Neither the bears, nor the bulls managed to gain enough momentum and the EUR/USD remained locked in the zone between 0.9960 – 1.0025. The market sentiment remains negative – for a depreciation of the single European currency against the greenback, but only a confirmed breach of the critical support at 0.9960 could deepen the sell-off and head the pair towards a test of the next significant support at 0.9877. However, before a potential resumption of the downtrend is to occur, we may first witness an appreciation of the euro towards the resistance at 1.0070 – a level that may present the sellers with an opportunity to enter the market at better levels than the current ones. In case the resistance at 1.0070 is breached, then the corrective move may deepen and the pair could head towards the next key resistance at 1.0100. Today, an increase in activity can be expected around the announcement of the CPI data for the euro area at 09:00 GMT.
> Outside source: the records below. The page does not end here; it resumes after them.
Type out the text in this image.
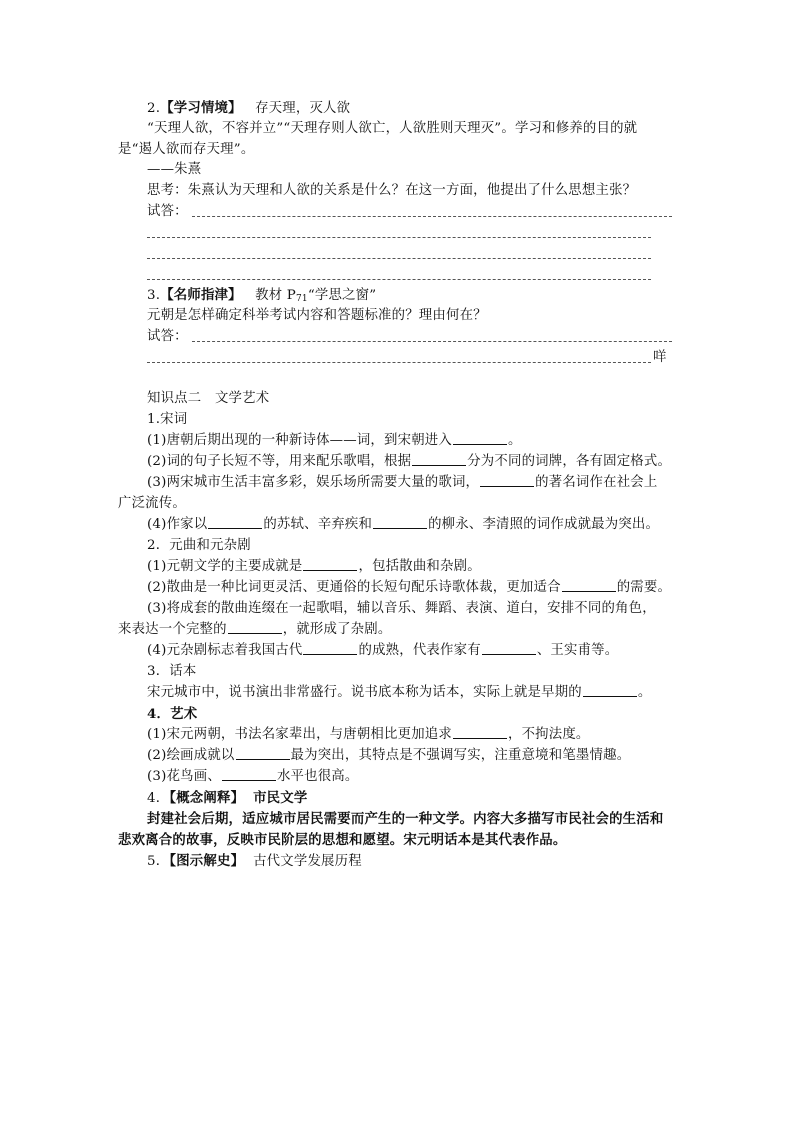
2.【学习情境】 存天理，灭人欲
“天理人欲，不容并立”“天理存则人欲亡，人欲胜则天理灭”。学习和修养的目的就
是“遏人欲而存天理”。
——朱熹
思考：朱熹认为天理和人欲的关系是什么？在这一方面，他提出了什么思想主张？
试答：
3.【名师指津】 教材 $P_{71}“$学思之窗”
元朝是怎样确定科举考试内容和答题标准的？理由何在？
试答：
咩
知识点二　文学艺术
1.宋词
(1)唐朝后期出现的一种新诗体——词，到宋朝进入	。
(2)词的句子长短不等，用来配乐歌唱，根据	分为不同的词牌，各有固定格式。
(3)两宋城市生活丰富多彩，娱乐场所需要大量的歌词，	的著名词作在社会上
广泛流传。
(4)作家以	的苏轼、辛弃疾和	的柳永、李清照的词作成就最为突出。
2．元曲和元杂剧
(1)元朝文学的主要成就是	，包括散曲和杂剧。
(2)散曲是一种比词更灵活、更通俗的长短句配乐诗歌体裁，更加适合	的需要。
(3)将成套的散曲连缀在一起歌唱，辅以音乐、舞蹈、表演、道白，安排不同的角色，
来表达一个完整的	，就形成了杂剧。
(4)元杂剧标志着我国古代	的成熟，代表作家有	、王实甫等。
3．话本
宋元城市中，说书演出非常盛行。说书底本称为话本，实际上就是早期的	。
4．艺术
(1)宋元两朝，书法名家辈出，与唐朝相比更加追求	，不拘法度。
(2)绘画成就以	最为突出，其特点是不强调写实，注重意境和笔墨情趣。
(3)花鸟画、	水平也很高。
4．【概念阐释】 市民文学
封建社会后期，适应城市居民需要而产生的一种文学。内容大多描写市民社会的生活和
悲欢离合的故事，反映市民阶层的思想和愿望。宋元明话本是其代表作品。
5．【图示解史】 古代文学发展历程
The consolidating movement of the currency pair between the support at 142.68 and the resistance at 143.50 continued during the past trading session and the beginning of the new one. The bulls are currently in control of the market and a successful breach of the 144.93 level would likely not surprise anyone. Conversely, if the support at 142.68 is breached instead, then this would pave the way for the bears to reach the next zone at 141.64, where the bulls should intervene and fight them off.
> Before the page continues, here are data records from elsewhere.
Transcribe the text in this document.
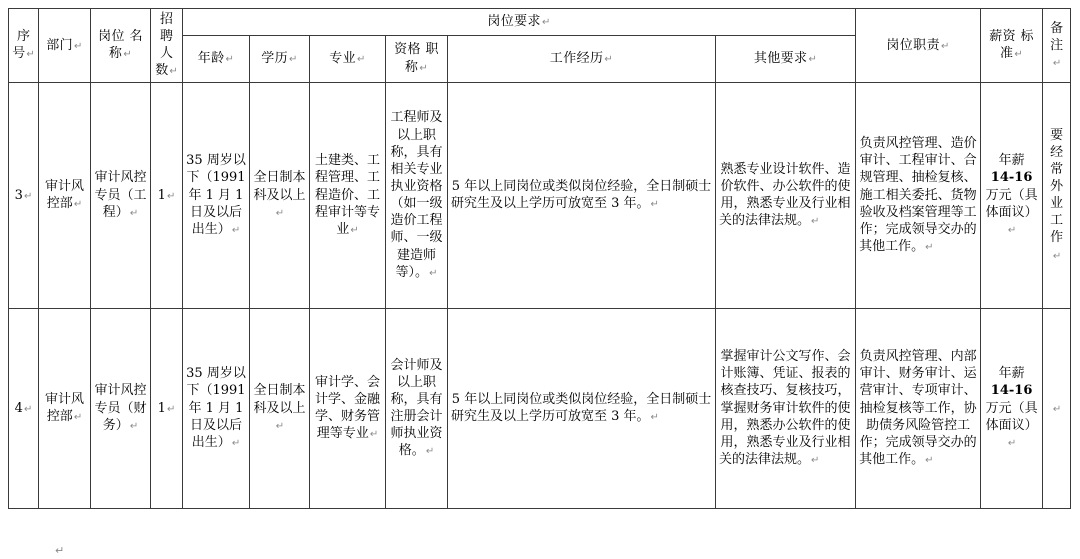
序 号↵	部门↵	岗位 名称↵	招 聘 人 数↵	岗位要求↵						岗位职责↵	薪资 标准↵	备 注↵
				年龄↵	学历↵	专业↵	资格 职称↵	工作经历↵	其他要求↵			
3↵	审计风控部↵	审计风控专员（工程）↵	1↵	35 周岁以下（1991 年 1 月 1 日及以后出生）↵	全日制本科及以上↵	土建类、工程管理、工程造价、工程审计等专业↵	工程师及以上职称，具有相关专业执业资格（如一级造价工程师、一级建造师等）。↵	5 年以上同岗位或类似岗位经验，全日制硕士研究生及以上学历可放宽至 3 年。↵	熟悉专业设计软件、造价软件、办公软件的使用，熟悉专业及行业相关的法律法规。↵	负责风控管理、造价审计、工程审计、合规管理、抽检复核、施工相关委托、货物验收及档案管理等工作；完成领导交办的其他工作。↵	年薪
14-16
万元（具体面议）↵	要经常外业工作↵
4↵	审计风控部↵	审计风控专员（财务）↵	1↵	35 周岁以下（1991 年 1 月 1 日及以后出生）↵	全日制本科及以上↵	审计学、会计学、金融学、财务管理等专业↵	会计师及以上职称，具有注册会计师执业资格。↵	5 年以上同岗位或类似岗位经验，全日制硕士研究生及以上学历可放宽至 3 年。↵	掌握审计公文写作、会计账簿、凭证、报表的核查技巧、复核技巧，掌握财务审计软件的使用，熟悉办公软件的使用，熟悉专业及行业相关的法律法规。↵	负责风控管理、内部审计、财务审计、运营审计、专项审计、抽检复核等工作，协助债务风险管控工作；完成领导交办的其他工作。↵	年薪
14-16
万元（具体面议）↵	↵
↵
The past trading session was rather calm, and at least for now, the currency pair is managing to remain above the support at 1.1450. We may see a range move and a retracement towards the resistance at 1.1600. However, the bears seem to have permanently settled in the market, and so if the level at 1.1450 does not hold, then the next support at 1.1400 would likely be easily reached as well. A signal that the bulls may return to the market for a longer time period would be a breach of the psychological resistance at 1.1600.
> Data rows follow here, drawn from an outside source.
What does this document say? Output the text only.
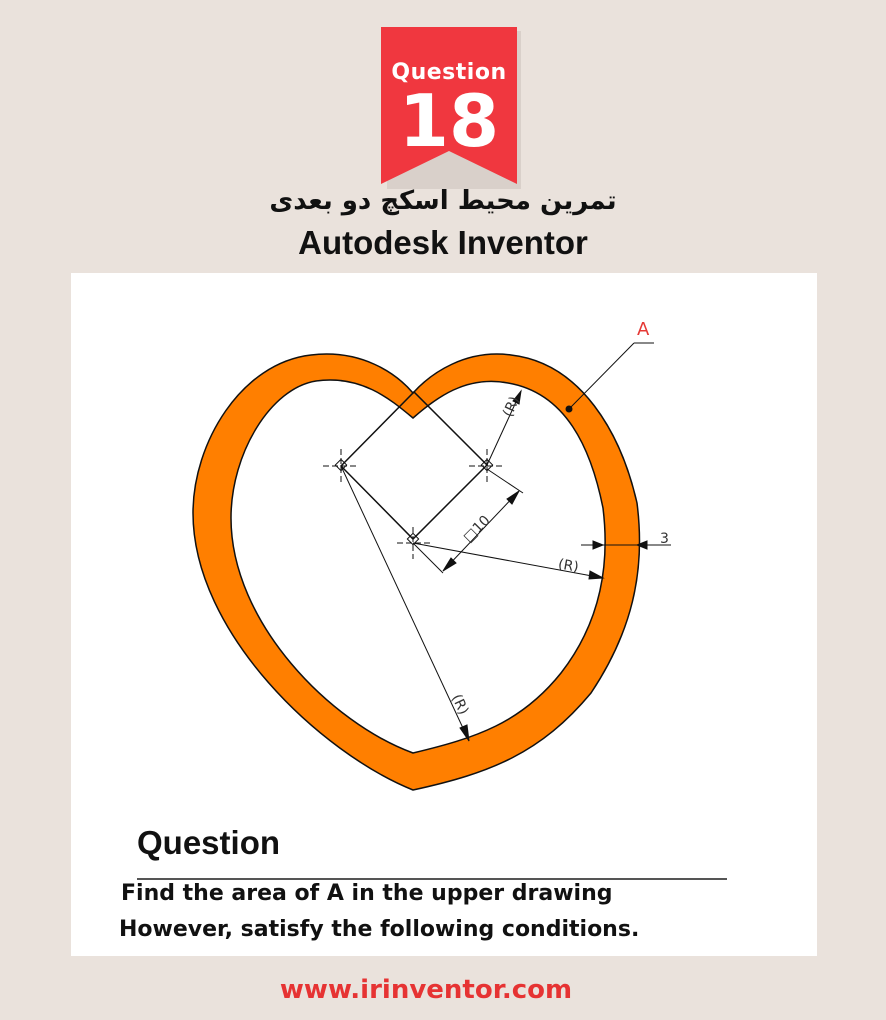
Question
18
تمرین محیط اسکچ دو بعدی
Autodesk Inventor
(R)
□10
(R)
(R)
3
A
Question
Find the area of A in the upper drawing
However, satisfy the following conditions.
www.irinventor.com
The negative expectations for a continuation of the downward movement that began in the beginning of the week have only strengthened, as yesterday the bears successfully breached the support at 12979. The forecasts for today’s trading session are for the sell-offs to continue and for the critical support at 12717 to likely be considered as the next target for the sellers. In the last trading day of the week, it is highly possible for the sellers to retain their profits, generated by the short positions taken in the beginning of week, which action will most likely hold the price of the index in the interval of 12979 – 12717, before a potential deepening of the sell-offs. There is not any major economic news expected to be announced today, thus volatility may remain low, not providing the necessary stimulus to the sellers to lead the price below the support at 12717. In case of a successful violation of the mentioned support, then we may expect a further deepening of the sell-offs and a depreciation towards the level at 12600. In an alternative scenario, in which the bulls manage to limit the decline and bounce the price back above the resistance at 13000, their next target would be the follow-up resistance zone at around 13190.
In the early hours of today’s trading session, the bears prevailed and successfully breached the support at 30975, which may suggest the end of the short consolidation that began in the beginning of the week after the significant losses from Monday. Thus, the violation of this support may be considered as a confirmation signal for the continuation of the downtrend. Therefore, the forecasts for today’s session are for the sell-offs to continue heading the price towards a test of the critical support at 36000, as current market sentiment remains negative – for a further depreciation of the index. However, if the bulls prevail and manage to return the price above 30975, then we may expect a further correction towards the resistance at 31630, and if this scenario is realised, then the sellers would most probably take advantage of the situation to enter the market at better levels.